In the 1940s, nearly 1,300 Indigenous children across Canada were starved for studies about the effects of malnutrition as part of a government-run study. Indigenous women have also been sterilized against their will, leading human rights groups to call for an end to the practice.

“Knowing the long history of subjecting Indigenous people in Canada to cruel medical experiments … and to confirm the Indigenous right to own and control research data of Indigenous people, Chief Andrea felt powerless, vulnerable, and discriminated against because she was Mi’kmaq.”

The claim also asserts that Indigenous people “have been reluctant to participate in health research and receive treatment from non-Indigenous doctors, health centers, and hospitals” because of a legacy of mistreatment and abuse.

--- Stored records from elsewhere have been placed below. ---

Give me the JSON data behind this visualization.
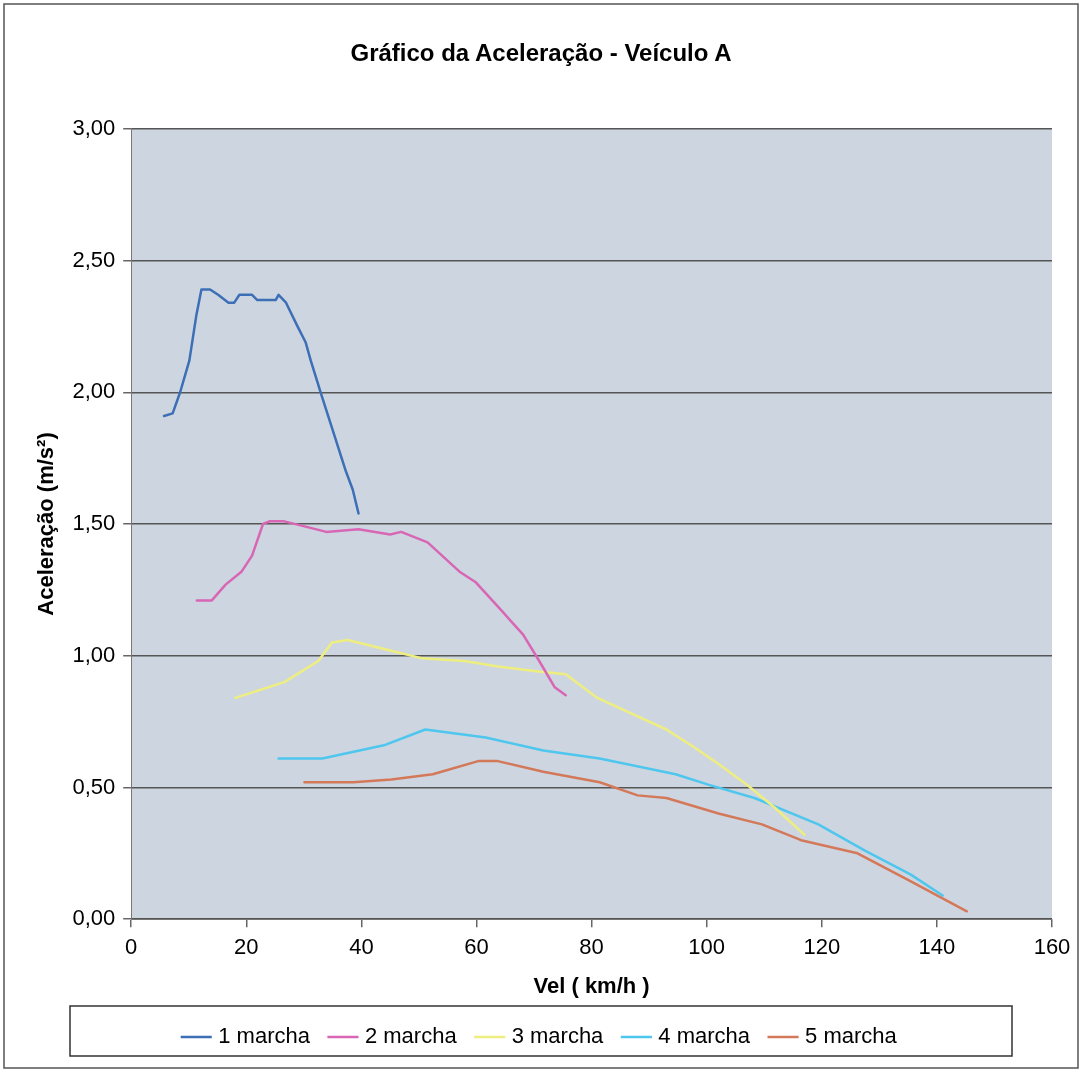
{
  "chart_data": {
    "type": "line",
    "title": "Gráfico da Aceleração - Veículo A",
    "xlabel": "Vel ( km/h )",
    "ylabel": "Aceleração (m/s²)",
    "xlim": [
      0,
      160
    ],
    "xticks": [
      0,
      20,
      40,
      60,
      80,
      100,
      120,
      140,
      160
    ],
    "ylim": [
      0,
      3
    ],
    "yticks": [
      {
        "value": 0,
        "label": "0,00"
      },
      {
        "value": 0.5,
        "label": "0,50"
      },
      {
        "value": 1,
        "label": "1,00"
      },
      {
        "value": 1.5,
        "label": "1,50"
      },
      {
        "value": 2,
        "label": "2,00"
      },
      {
        "value": 2.5,
        "label": "2,50"
      },
      {
        "value": 3,
        "label": "3,00"
      }
    ],
    "grid": "y",
    "legend": "bottom",
    "marker": "none",
    "line_style": "solid",
    "series": [
      {
        "name": "1 marcha",
        "color": "#3d6fb6",
        "x": [
          5.7,
          7.2,
          8.5,
          10.1,
          11.3,
          12.2,
          13.7,
          15.1,
          16.9,
          17.9,
          18.8,
          21,
          21.9,
          25.1,
          25.6,
          26.9,
          28.9,
          30.3,
          31.2,
          33.2,
          35.4,
          37.3,
          38.5,
          39.5
        ],
        "values": [
          1.91,
          1.92,
          2.0,
          2.12,
          2.29,
          2.39,
          2.39,
          2.37,
          2.34,
          2.34,
          2.37,
          2.37,
          2.35,
          2.35,
          2.37,
          2.34,
          2.25,
          2.19,
          2.12,
          1.98,
          1.83,
          1.7,
          1.63,
          1.54
        ]
      },
      {
        "name": "2 marcha",
        "color": "#d866b4",
        "x": [
          11.4,
          14,
          16.4,
          19.2,
          21,
          22.9,
          24,
          26.6,
          30.3,
          33.9,
          39.5,
          45,
          46.9,
          51.5,
          57,
          59.8,
          64.4,
          68.1,
          70.9,
          73.6,
          75.5
        ],
        "values": [
          1.21,
          1.21,
          1.27,
          1.32,
          1.38,
          1.5,
          1.51,
          1.51,
          1.49,
          1.47,
          1.48,
          1.46,
          1.47,
          1.43,
          1.32,
          1.28,
          1.17,
          1.08,
          0.98,
          0.88,
          0.85
        ]
      },
      {
        "name": "3 marcha",
        "color": "#eeee80",
        "x": [
          18.1,
          26.6,
          32.5,
          34.9,
          37.6,
          45,
          50.6,
          57.9,
          63.5,
          70.8,
          75.5,
          81,
          88,
          93,
          98,
          102,
          107,
          112,
          117
        ],
        "values": [
          0.84,
          0.9,
          0.98,
          1.05,
          1.06,
          1.02,
          0.99,
          0.98,
          0.96,
          0.94,
          0.93,
          0.84,
          0.77,
          0.72,
          0.65,
          0.59,
          0.51,
          0.42,
          0.32
        ]
      },
      {
        "name": "4 marcha",
        "color": "#4ec6ee",
        "x": [
          25.6,
          33.2,
          43.9,
          51.1,
          61.6,
          71.6,
          81.4,
          94.6,
          100.4,
          108.3,
          119.4,
          127.5,
          135.4,
          141
        ],
        "values": [
          0.61,
          0.61,
          0.66,
          0.72,
          0.69,
          0.64,
          0.61,
          0.55,
          0.51,
          0.46,
          0.36,
          0.26,
          0.17,
          0.09
        ]
      },
      {
        "name": "5 marcha",
        "color": "#d4785a",
        "x": [
          30.1,
          38.6,
          45.2,
          52.4,
          60.3,
          63.7,
          71.6,
          81.4,
          88,
          93,
          102.2,
          109.6,
          116.4,
          126.2,
          134.9,
          145.2
        ],
        "values": [
          0.52,
          0.52,
          0.53,
          0.55,
          0.6,
          0.6,
          0.56,
          0.52,
          0.47,
          0.46,
          0.4,
          0.36,
          0.3,
          0.25,
          0.15,
          0.03
        ]
      }
    ]
  }
}
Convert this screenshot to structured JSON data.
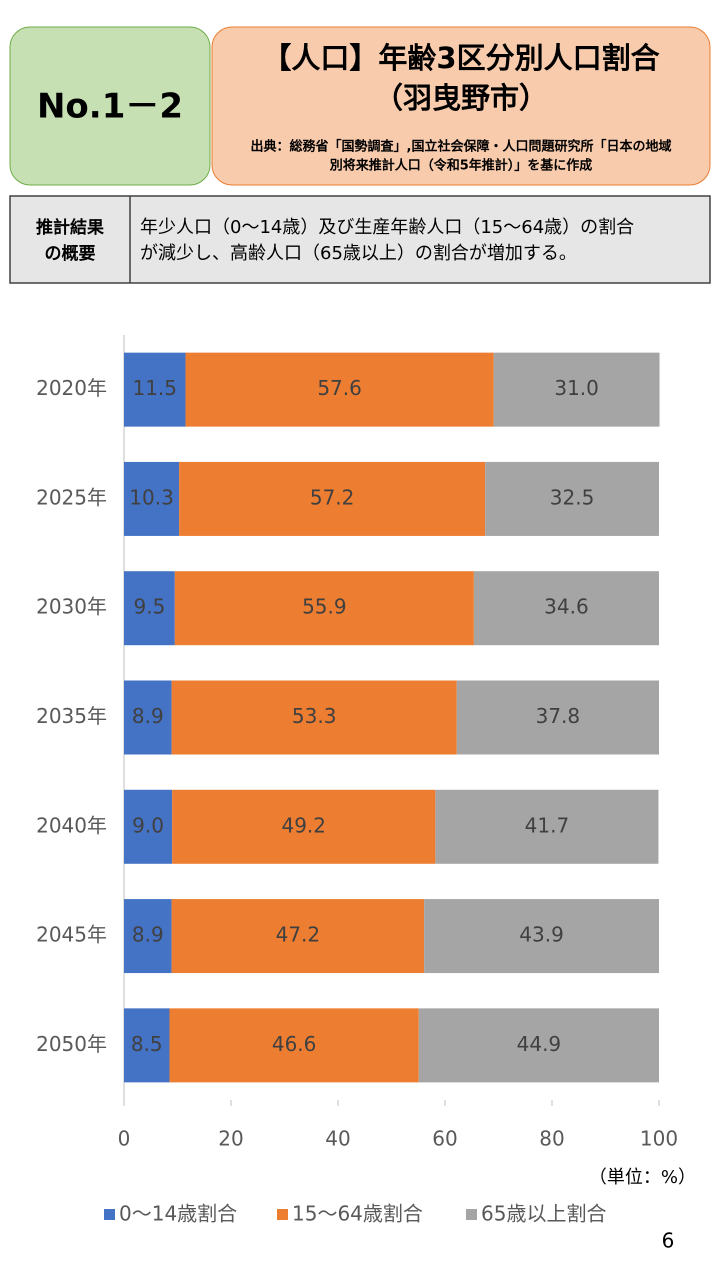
{
  "header": {
    "number": "No.1－2",
    "title_lines": [
      "【人口】年齢3区分別人口割合",
      "（羽曳野市）"
    ],
    "source_lines": [
      "出典：総務省「国勢調査」,国立社会保障・人口問題研究所「日本の地域",
      "別将来推計人口（令和5年推計）」を基に作成"
    ]
  },
  "summary": {
    "label_lines": [
      "推計結果",
      "の概要"
    ],
    "text_lines": [
      "年少人口（0～14歳）及び生産年齢人口（15～64歳）の割合",
      "が減少し、高齢人口（65歳以上）の割合が増加する。"
    ]
  },
  "chart_data": {
    "type": "stacked-barh",
    "categories": [
      "2020年",
      "2025年",
      "2030年",
      "2035年",
      "2040年",
      "2045年",
      "2050年"
    ],
    "series": [
      {
        "name": "0～14歳割合",
        "color": "#4472c4",
        "values": [
          11.5,
          10.3,
          9.5,
          8.9,
          9,
          8.9,
          8.5
        ],
        "value_labels": [
          "11.5",
          "10.3",
          "9.5",
          "8.9",
          "9.0",
          "8.9",
          "8.5"
        ]
      },
      {
        "name": "15～64歳割合",
        "color": "#ed7d31",
        "values": [
          57.6,
          57.2,
          55.9,
          53.3,
          49.2,
          47.2,
          46.6
        ],
        "value_labels": [
          "57.6",
          "57.2",
          "55.9",
          "53.3",
          "49.2",
          "47.2",
          "46.6"
        ]
      },
      {
        "name": "65歳以上割合",
        "color": "#a5a5a5",
        "values": [
          31,
          32.5,
          34.6,
          37.8,
          41.7,
          43.9,
          44.9
        ],
        "value_labels": [
          "31.0",
          "32.5",
          "34.6",
          "37.8",
          "41.7",
          "43.9",
          "44.9"
        ]
      }
    ],
    "xlim": [
      0,
      100
    ],
    "xticks": [
      0,
      20,
      40,
      60,
      80,
      100
    ],
    "unit_note": "（単位：%）",
    "legend": "bottom"
  },
  "page_number": "6"
}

“There is an historically and evidentiary based mistrust at the healthcare system,” the claim reads. Paul says in the claim she had worked to persuade community members to participate in the initial MRI test and the actions of the two radiologists is emblematic of the mistrust held by Indigenous communities.

Paul and 60 members of Pictou Landing are seeking a declaration from the defendants for invasion of privacy, unlawful imprisonment, negligence, breach of fiduciary duty, breach of contract, charter breaches and damages. They also argue the tests amount to assault and battery because the MRI scan procedures “amount to a medical procedure that was performed on [the plaintiffs] without their knowledge or informed consent”.

A lawyer for the two radiologists has said neither will provide comment. None of the allegations have been tested in court and no hearing dates have been set.